What about foods, how do you play that within this Indian ecosystem?

Milind Karmarkar: You will have to look at larger companies like maybe a Nestle, maybe a Tata Consumer or these types of companies, though I don't have them in my portfolio. But these are the companies which can deliver and then maybe many others… 

So, we are playing with food through one of the food companies. We are looking at a food company as well. …but when you say fast-moving consumer goods, I'm talking about a company which focuses on food and not on personal care.

Another aspect of consumption in two pockets. One of them was QSR. Everybody believed that QSR will have growth for the foreseeable future; somehow this quarter, the previous ones are a roadblock despite ICC World Cup and so on and so forth. What's happening here?

Milind Karmarkar: So, my view is that our focus is predominantly on food tech companies because they encompass what is represented by QSR, they're indifferent to what is their service. So, that is why I think food tech companies have started coming in profit similar to Policybazaar and these types of companies which have started coming in cash profits. These types of companies probably are a good source of representative of external food consumption.

There was a CLSA note yesterday which said thatI'm using this as an exampleZomato could clock in profits. So, because they are looking at profit, now they're changing the valuation methodology to a P/E multiple, and therefore obviously, the target prices could vary materially. If indeed P/E becomes the metric, the P/E could be high and the earnings could be disproportionate. How would you value foodtech? How do you value a company like this?

Milind Karmarkar: We hold Zomato. No, I would value it at earnings after considering growth. It's as simple as that. 

If a particular stock is quoting at Rs 100, and let's say, the earning is only Re 1. So, that means you're looking at it 100 times. But if you think that … the earnings will double every 2.5 years. So, rough growth of about 45% or 40%. Then, it is very clear that in about five years’ time, your P/E will contract, either the P will contract or the P/E will contract because the earnings will increase. The second is that if they continue to grow at this level, and at that point in time, if you consider that this growth is likely to continue, the P/E will not contract. So that in fact is how we first looked at Trent also. So, that is how we are looking at these companies, which is we always say value after considering growth. 

You've been spot on, on Trent. How do you look at a business like that now, that has rallied so much?
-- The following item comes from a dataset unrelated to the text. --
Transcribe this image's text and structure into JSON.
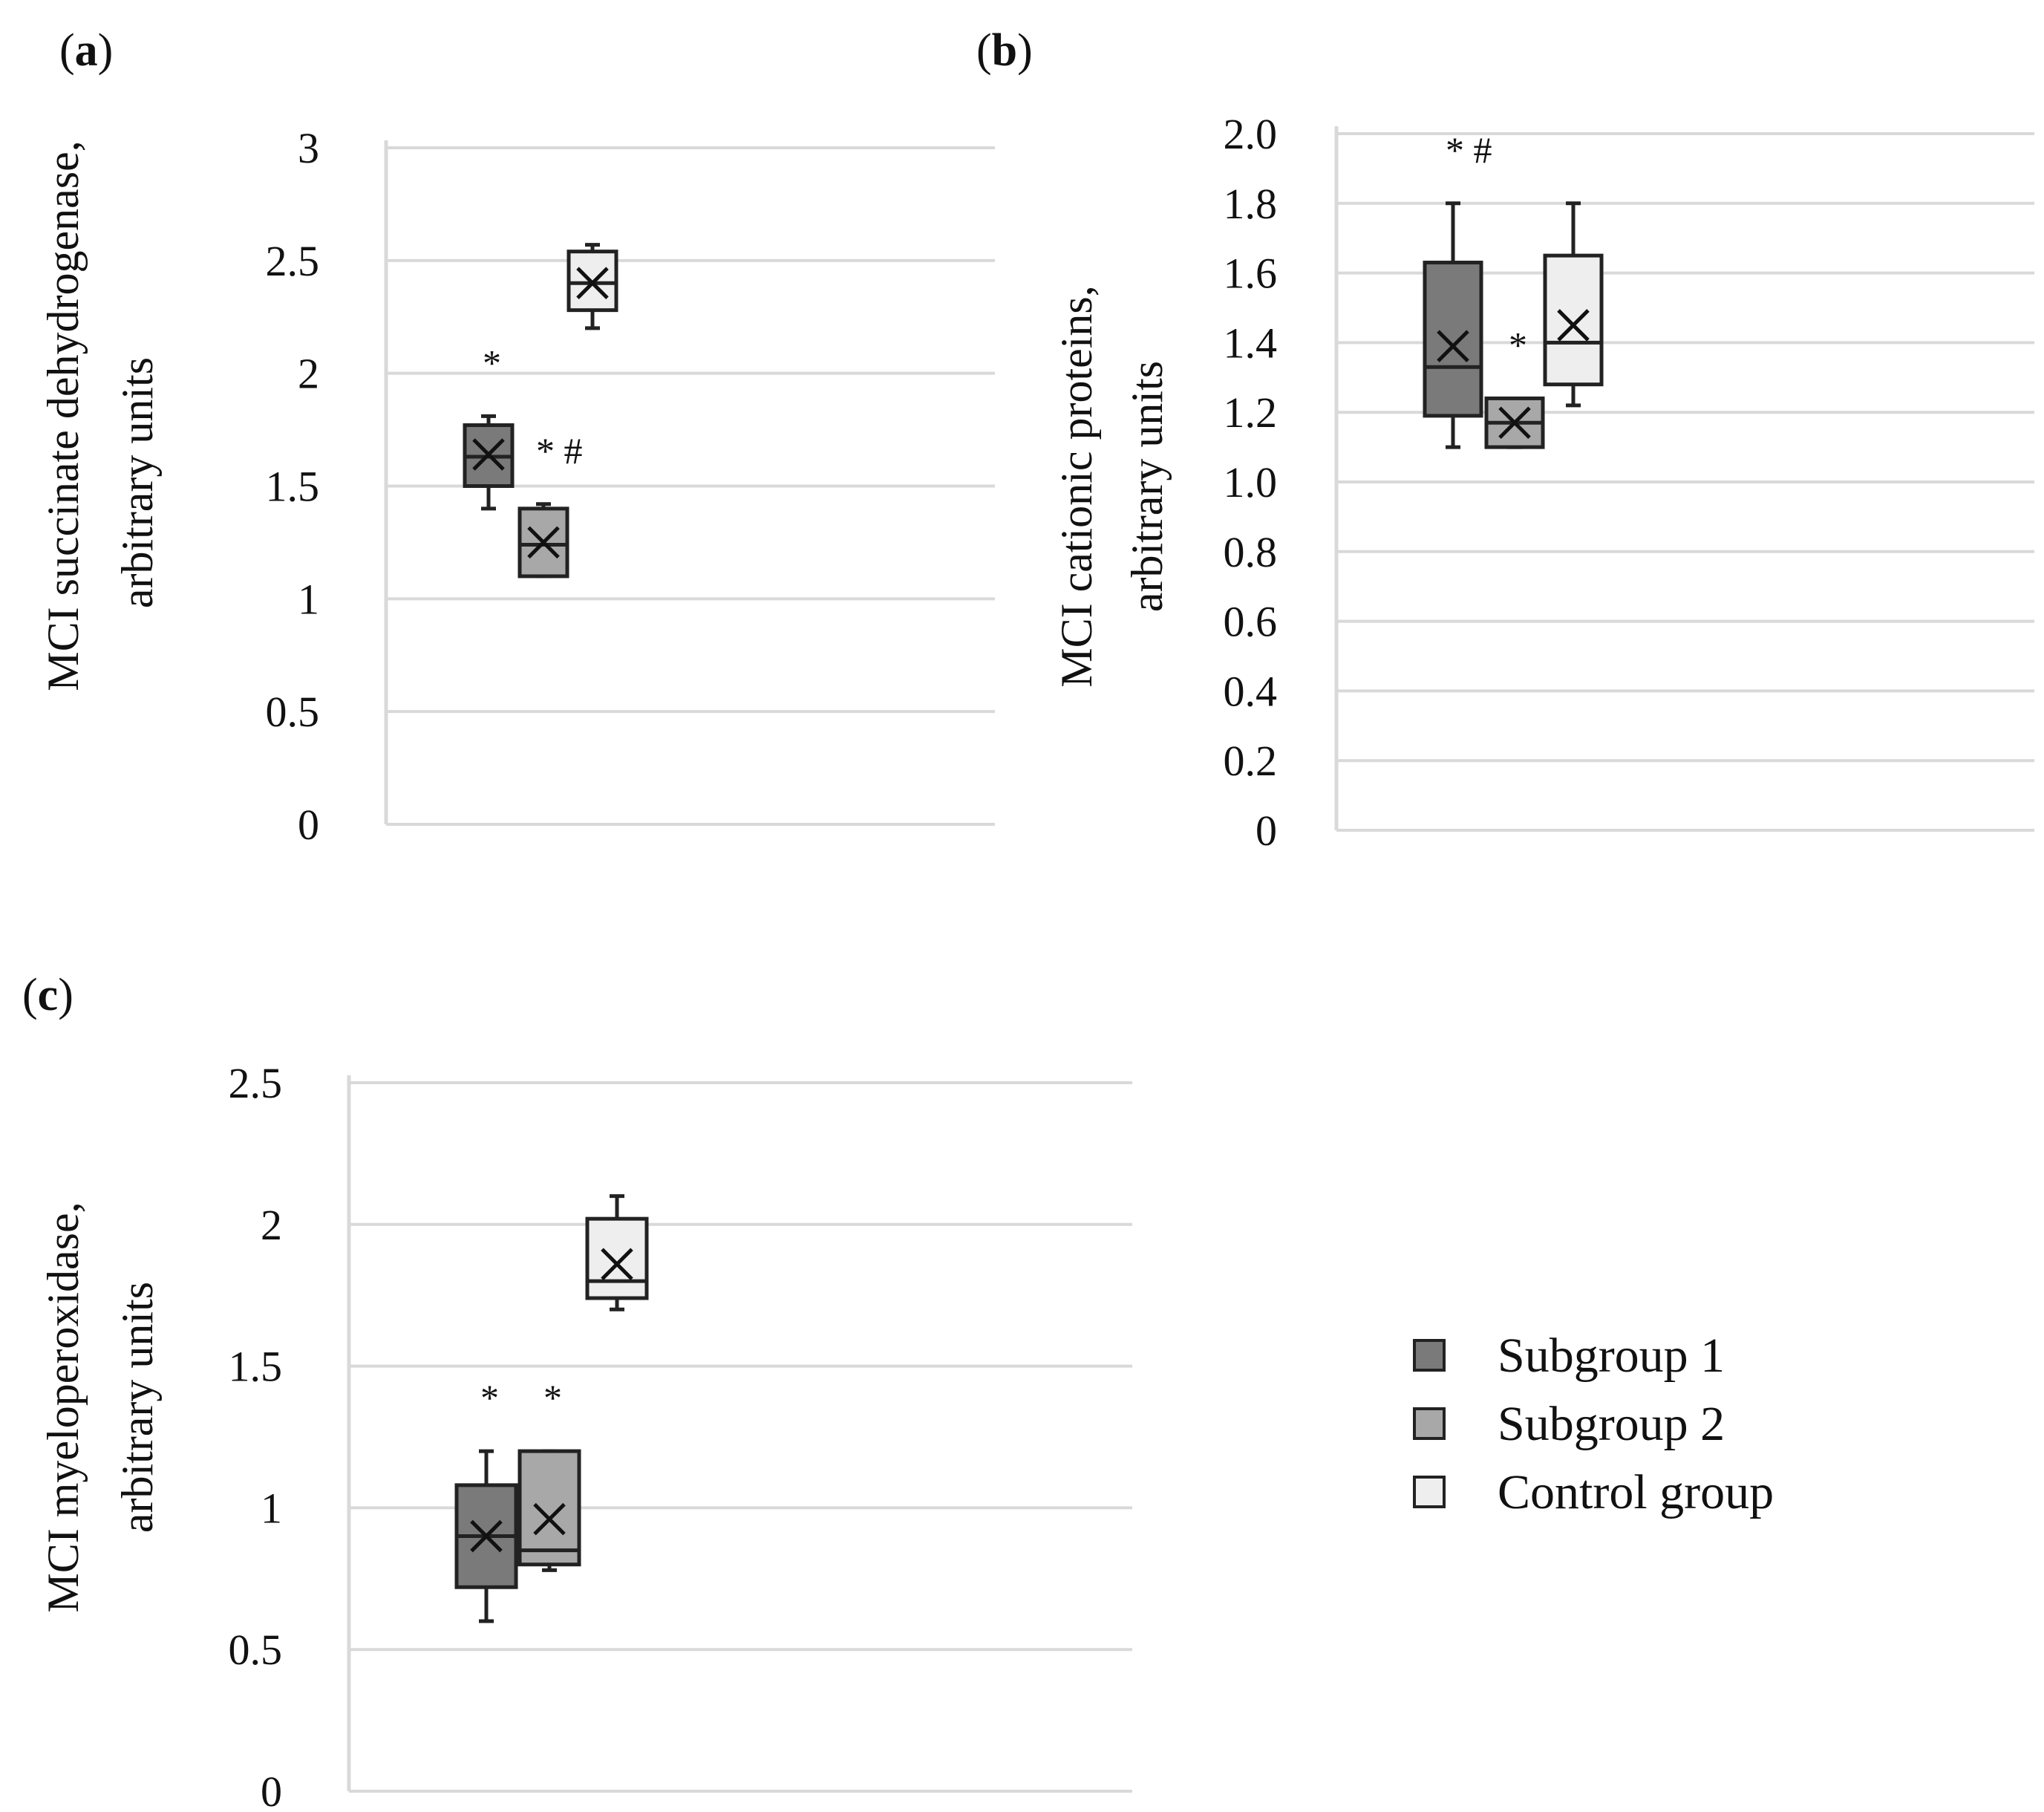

There is a bit of growth behind it already, the base is higher and the valuation leaves hardly any room for execution risk.  

Milind Karmarkar: …When people say that they have grown so much or rather when my analyst comes to me and says, “Sir, yeh bada base hai iss liye grow nahi hua...”  I said that is not an answer. For the simple reason that when you are talking of doubling your per capita income, there is no chance that you can take this as a respite from saying that they didn't grow because there was a large base. 

Of course, they have a large base and because if you look globally, a country having said $30,000 per capita income, in that country, this will be nothing. A billion-dollar turnover is nothing. So, that is how one should look at. So, if you think that Trent or any other company is likely to grow at 40, you have to look at is there any scope. I remember long back when I used to meet Mr. Tata, I used to ask him— at that time, they had two stores— as to how large they will become and he used to say that, “I can visualise 90 stores across India in a span of 15 years”. I used to say, “Wow, that's 45 times growth.” Today, they're adding 150 stores everywhere. So, in between when I had met them, it was an analyst meet, so I'd asked them, "What is your strategy?” So, they said now increasing density is the strategy because earlier if we thought that a city like Mumbai can have only two stores, now we realise that it can comfortably have 10 stores. …This is just an example. I don't know how many stores there are in Mumbai. 

But so, that is the kind of opportunity which is there as your per capita income grows, your consumption grows disproportionately.